I work with very few large companies.  Most of my clients are solo entrepreneurs and they tend to fall into two categories.

solutionsThe first category are those who understand that the web is just another tool to put to use in building their business, whatever that business may be.  I just got a fan letter from one of those clients the same day.  She’s like a sponge, soaking up every bit of information and hungry for more.  I’m more than happy to oblige.

The second category is comprised of those who expect this whole web thing to work on autopilot for them.

In the termination letter from the client of four years, she informs me that she’s found a web developer who is going to create “a first class HTML web presence”… one that will have her at the top of the search engines for her ultra competitive terms with the only investment being a trade of services.  She’s thrilled that she’s finally going to get the autopilot web site of her dreams and she’s not going to pay a single penny out of pocket.

Oh, but there is a glitch. Could I change the DNS settings on her domain name for her?   (No settings provided…. it’s the hosting account that comes standard with her ISP.)

Anyone reading this who knows how basic changing DNS settings is to the whole “web development” process is rolling their eyes right now.  For those who aren’t familiar with how basic changing DNS settings is in the web development process…. it is like a race car driver not knowing how to buckle his safety restraints.  It is like the concert pianist you just hired to play for your reception asking for help in finding middle C.

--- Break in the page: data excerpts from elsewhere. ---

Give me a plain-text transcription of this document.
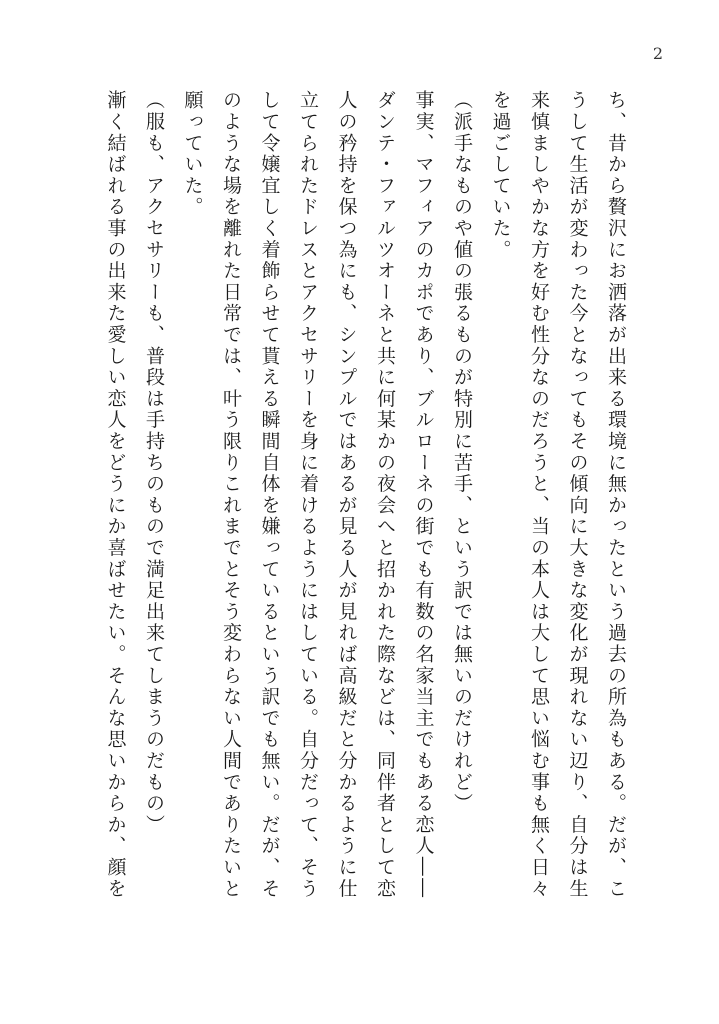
2

ち、昔から贅沢にお洒落が出来る環境に無かったという過去の所為もある。だが、こ

うして生活が変わった今となってもその傾向に大きな変化が現れない辺り、自分は生

来慎ましやかな方を好む性分なのだろうと、当の本人は大して思い悩む事も無く日々

を過ごしていた。

（派手なものや値の張るものが特別に苦手、という訳では無いのだけれど）

事実、マフィアのカポであり、ブルローネの街でも有数の名家当主でもある恋人――

ダンテ・ファルツオーネと共に何某かの夜会へと招かれた際などは、同伴者として恋

人の矜持を保つ為にも、シンプルではあるが見る人が見れば高級だと分かるように仕

立てられたドレスとアクセサリーを身に着けるようにはしている。自分だって、そう

して令嬢宜しく着飾らせて貰える瞬間自体を嫌っているという訳でも無い。だが、そ

のような場を離れた日常では、叶う限りこれまでとそう変わらない人間でありたいと

願っていた。

（服も、アクセサリーも、普段は手持ちのもので満足出来てしまうのだもの）

漸く結ばれる事の出来た愛しい恋人をどうにか喜ばせたい。そんな思いからか、顔を
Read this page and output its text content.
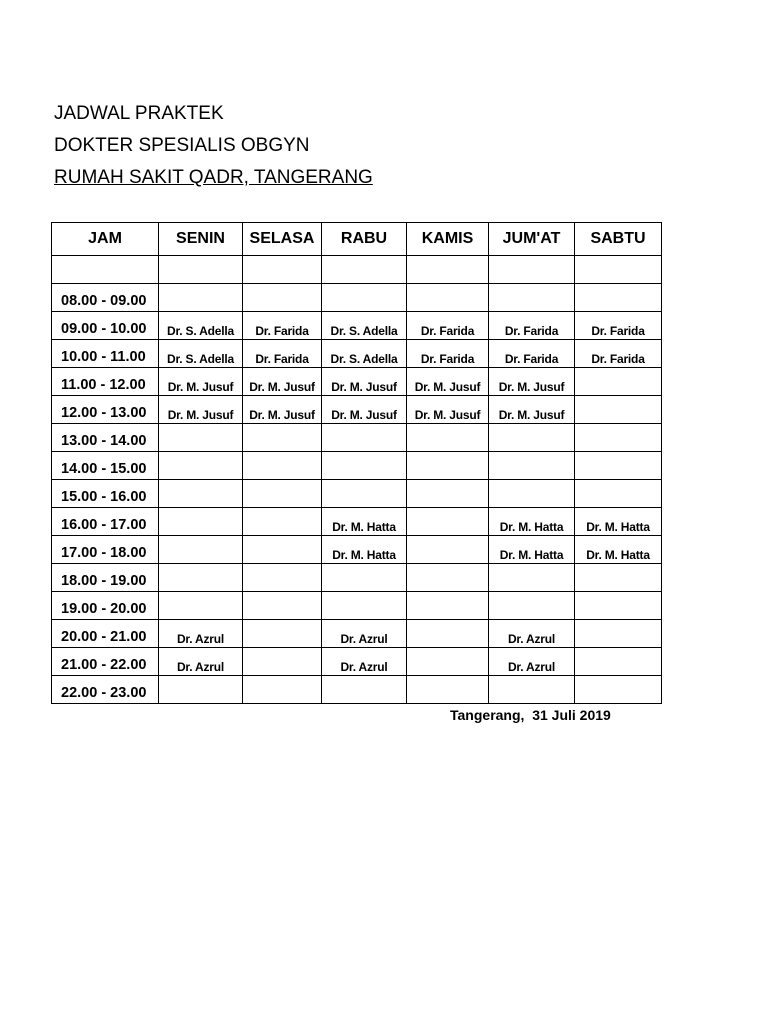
JADWAL PRAKTEK
DOKTER SPESIALIS OBGYN
RUMAH SAKIT QADR, TANGERANG
JAM	SENIN	SELASA	RABU	KAMIS	JUM'AT	SABTU

08.00 - 09.00						
09.00 - 10.00	Dr. S. Adella	Dr. Farida	Dr. S. Adella	Dr. Farida	Dr. Farida	Dr. Farida
10.00 - 11.00	Dr. S. Adella	Dr. Farida	Dr. S. Adella	Dr. Farida	Dr. Farida	Dr. Farida
11.00 - 12.00	Dr. M. Jusuf	Dr. M. Jusuf	Dr. M. Jusuf	Dr. M. Jusuf	Dr. M. Jusuf	
12.00 - 13.00	Dr. M. Jusuf	Dr. M. Jusuf	Dr. M. Jusuf	Dr. M. Jusuf	Dr. M. Jusuf	
13.00 - 14.00						
14.00 - 15.00						
15.00 - 16.00						
16.00 - 17.00			Dr. M. Hatta		Dr. M. Hatta	Dr. M. Hatta
17.00 - 18.00			Dr. M. Hatta		Dr. M. Hatta	Dr. M. Hatta
18.00 - 19.00						
19.00 - 20.00						
20.00 - 21.00	Dr. Azrul		Dr. Azrul		Dr. Azrul	
21.00 - 22.00	Dr. Azrul		Dr. Azrul		Dr. Azrul	
22.00 - 23.00						
Tangerang,  31 Juli 2019
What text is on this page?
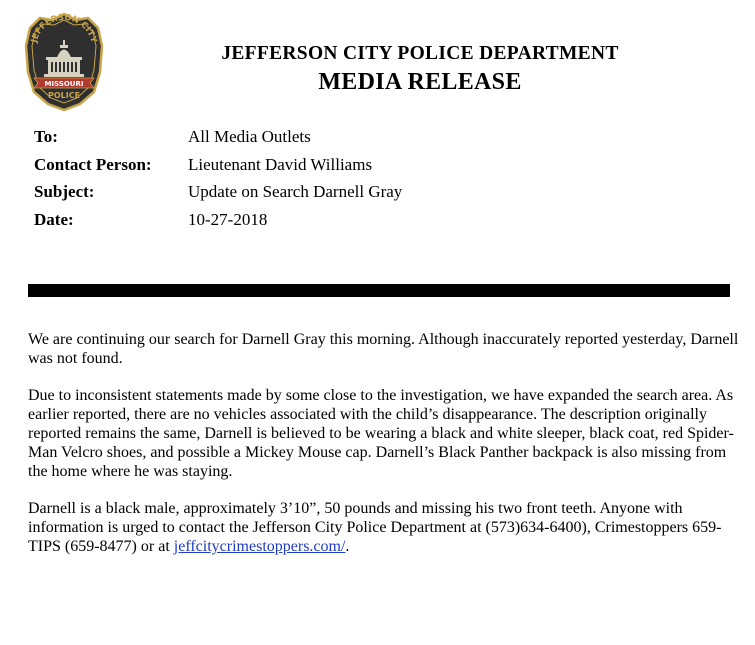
JEFFERSON CITY
MISSOURI
POLICE
JEFFERSON CITY POLICE DEPARTMENT
MEDIA RELEASE
To:	All Media Outlets
Contact Person: Lieutenant David Williams
Subject:	Update on Search Darnell Gray
Date:	10-27-2018

We are continuing our search for Darnell Gray this morning. Although inaccurately reported yesterday, Darnell was not found.

Due to inconsistent statements made by some close to the investigation, we have expanded the search area. As earlier reported, there are no vehicles associated with the child’s disappearance. The description originally reported remains the same, Darnell is believed to be wearing a black and white sleeper, black coat, red Spider-Man Velcro shoes, and possible a Mickey Mouse cap. Darnell’s Black Panther backpack is also missing from the home where he was staying.

Darnell is a black male, approximately 3’10”, 50 pounds and missing his two front teeth. Anyone with information is urged to contact the Jefferson City Police Department at (573)634-6400), Crimestoppers 659-TIPS (659-8477) or at jeffcitycrimestoppers.com/.
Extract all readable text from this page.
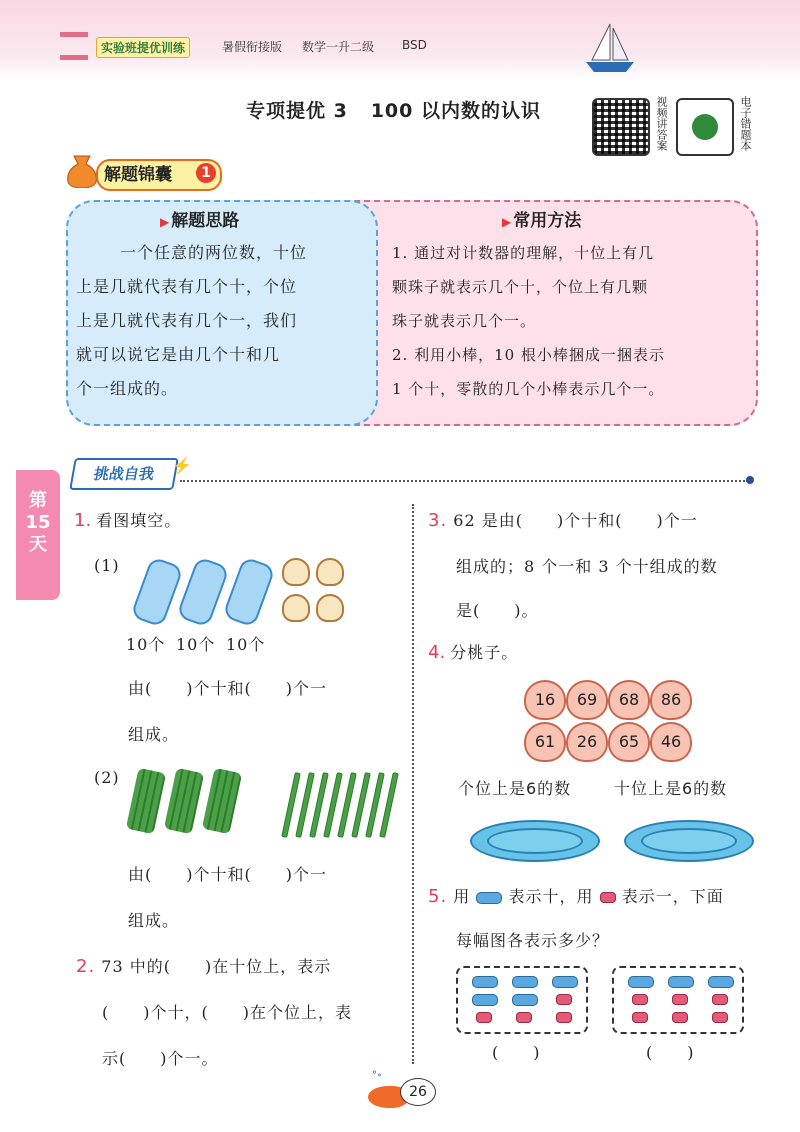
实验班提优训练	暑假衔接版 数学一升二级 BSD
专项提优 3 100 以内数的认识	视频讲答案	电子错题本
解题锦囊	1
▶ 解题思路
一个任意的两位数，十位
上是几就代表有几个十，个位
上是几就代表有几个一，我们
就可以说它是由几个十和几
个一组成的。
▶ 常用方法
1. 通过对计数器的理解，十位上有几
颗珠子就表示几个十，个位上有几颗
珠子就表示几个一。
2. 利用小棒，10 根小棒捆成一捆表示
1 个十，零散的几个小棒表示几个一。
第
15
天
挑战自我	⚡
1. 看图填空。
(1)
10个 10个 10个
由(　　)个十和(　　)个一
组成。
(2)
由(　　)个十和(　　)个一
组成。
2. 73 中的(　　)在十位上，表示
(　　)个十，(　　)在个位上，表
示(　　)个一。
3. 62 是由(　　)个十和(　　)个一
组成的；8 个一和 3 个十组成的数
是(　　)。
4. 分桃子。
16	69	68	86
61	26	65	46
个位上是6的数	十位上是6的数
5. 用 表示十，用 表示一，下面
每幅图各表示多少？
(　　)	(　　)
°∘
26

I feel for my departing client.  I really do.  I too have to fight the urge… in my case it’s the desire to believe that I really can lose every spare pound of body fat without changing my diet, surgery or increasing my exercise.  However, I fight that urge and instead of pulling out my credit card and picking up the phone,  I lace up my walking shoes and head out the door.

I’ve said it before… there is no such thing as a set it and forget it successful web site.  Anyone who tells you differently is trying to sell you fat loss without diet, surgery or exercise.